I have been surprised by the many unexpected joys of being a parent. I realized another one two nights ago when we were at our neighbor's house watching the Oregon State/University of Oregon "civil war" football game.
These neighbors have two daughters that Abe likes to play with. He often refers to them collectively as "the neighbor kids" even though he knows both of their names very well. When he was smaller, they liked to baby him, and as he's gotten older, they've both been very sweet about including him in their games and being patient and forgiving when he discovers how fun it is to pull their long beautiful hair.
This family recently refinished their basement, which is where we were watching the football game. Okay, most everyone else was watching the game except for me. I, instead, found myself mesmerized by watching the kids play in this rumpus room of a basement. Abe is now officially old enough to go off on his own to have adventures with his buddies. We can actually sit with grown-up friends for extended periods while he's off playing.

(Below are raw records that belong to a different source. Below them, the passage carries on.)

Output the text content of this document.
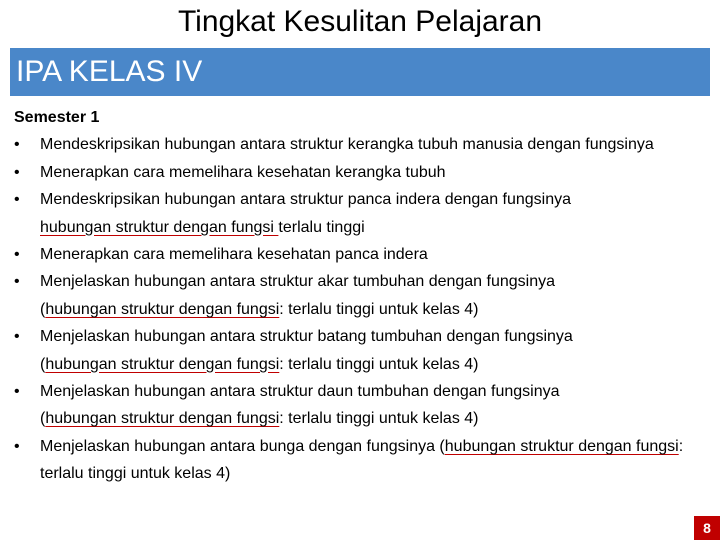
Tingkat Kesulitan Pelajaran
IPA KELAS IV
Semester 1
•	Mendeskripsikan hubungan antara struktur kerangka tubuh manusia dengan fungsinya
•	Menerapkan cara memelihara kesehatan kerangka tubuh
•	Mendeskripsikan hubungan antara struktur panca indera dengan fungsinya
hubungan struktur dengan fungsi terlalu tinggi
•	Menerapkan cara memelihara kesehatan panca indera
•	Menjelaskan hubungan antara struktur akar tumbuhan dengan fungsinya
(hubungan struktur dengan fungsi: terlalu tinggi untuk kelas 4)
•	Menjelaskan hubungan antara struktur batang tumbuhan dengan fungsinya
(hubungan struktur dengan fungsi: terlalu tinggi untuk kelas 4)
•	Menjelaskan hubungan antara struktur daun tumbuhan dengan fungsinya
(hubungan struktur dengan fungsi: terlalu tinggi untuk kelas 4)
•	Menjelaskan hubungan antara bunga dengan fungsinya (hubungan struktur dengan fungsi: terlalu tinggi untuk kelas 4)
8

It was a surprising realization that, to Abe and "the neighbor kids," I speak in Charlie Brown adult wah-wah-wah voice. I have become peripheral to the imaginative games they're creating. This made me so happy, truly happy.
I was happy because I was lucky enough as a kid to have parents who let us roam. Some of my best childhood memories involve the neighbor kids on my street exploring the woods near my best friend's house or even more, the many Sunday nights after church that we would all go over to someone's house. The adults would be in the kitchen or living room doing...whatever, I'm still not sure. I just heard them as background noise to the games that all the kids would make up in the rest of the house, from simple hide-and-seek to the more complicated "sardines" and scary games like "bloody Mary" that our parents probably wouldn't have approved of (it wasn't that bad, just basically a very involved ghost story where we'd convince each other that we'd seen a headless woman in the mirror).

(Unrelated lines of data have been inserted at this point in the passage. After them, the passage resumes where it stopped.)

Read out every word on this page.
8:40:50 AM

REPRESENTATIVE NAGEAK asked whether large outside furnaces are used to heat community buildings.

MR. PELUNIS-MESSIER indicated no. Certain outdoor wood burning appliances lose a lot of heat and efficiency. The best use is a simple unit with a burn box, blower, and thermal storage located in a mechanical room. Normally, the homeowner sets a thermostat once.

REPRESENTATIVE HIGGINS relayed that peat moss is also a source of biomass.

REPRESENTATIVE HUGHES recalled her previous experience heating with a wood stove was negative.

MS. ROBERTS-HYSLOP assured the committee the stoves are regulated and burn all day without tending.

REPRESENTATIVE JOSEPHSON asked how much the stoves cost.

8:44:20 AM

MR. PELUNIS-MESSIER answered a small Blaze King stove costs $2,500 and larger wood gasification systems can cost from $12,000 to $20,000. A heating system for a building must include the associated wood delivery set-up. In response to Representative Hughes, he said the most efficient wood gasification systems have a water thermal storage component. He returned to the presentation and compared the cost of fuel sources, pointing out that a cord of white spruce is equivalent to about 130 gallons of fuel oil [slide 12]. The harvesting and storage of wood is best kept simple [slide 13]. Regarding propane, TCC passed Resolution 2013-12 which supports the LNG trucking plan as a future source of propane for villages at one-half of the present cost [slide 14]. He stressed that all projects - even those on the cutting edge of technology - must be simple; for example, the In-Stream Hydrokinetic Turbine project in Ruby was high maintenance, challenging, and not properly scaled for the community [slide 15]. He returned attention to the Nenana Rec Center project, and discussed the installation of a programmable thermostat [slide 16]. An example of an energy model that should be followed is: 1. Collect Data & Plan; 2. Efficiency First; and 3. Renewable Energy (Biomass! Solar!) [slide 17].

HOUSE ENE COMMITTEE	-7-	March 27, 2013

Every Sunday night during church for several years, I'd whisper to my mom, "Are we going anywhere after this?" always hoping that we were getting together with some other families, which we often did. Abe has now started to do the same thing. Last night, Ted had fallen asleep with Abe in his tiny toddler bed, but Abe was laying there beside his dad just singing at the top of his lungs (how Ted can sleep through this, I have no idea). I came into his room and knelt down beside him on the floor. His eyes lit up. With his thumb still in his mouth, he said, "Mom? What can we do?" He was ready to go. Ready.
Life truly is a cycle. I have so loved watching my childhood repeat in the life of my son. Who cares about watching a dumb football game when you get to hit the "play" button of your childhood in the imaginative games played by your own child and his friends when they don't know you're watching?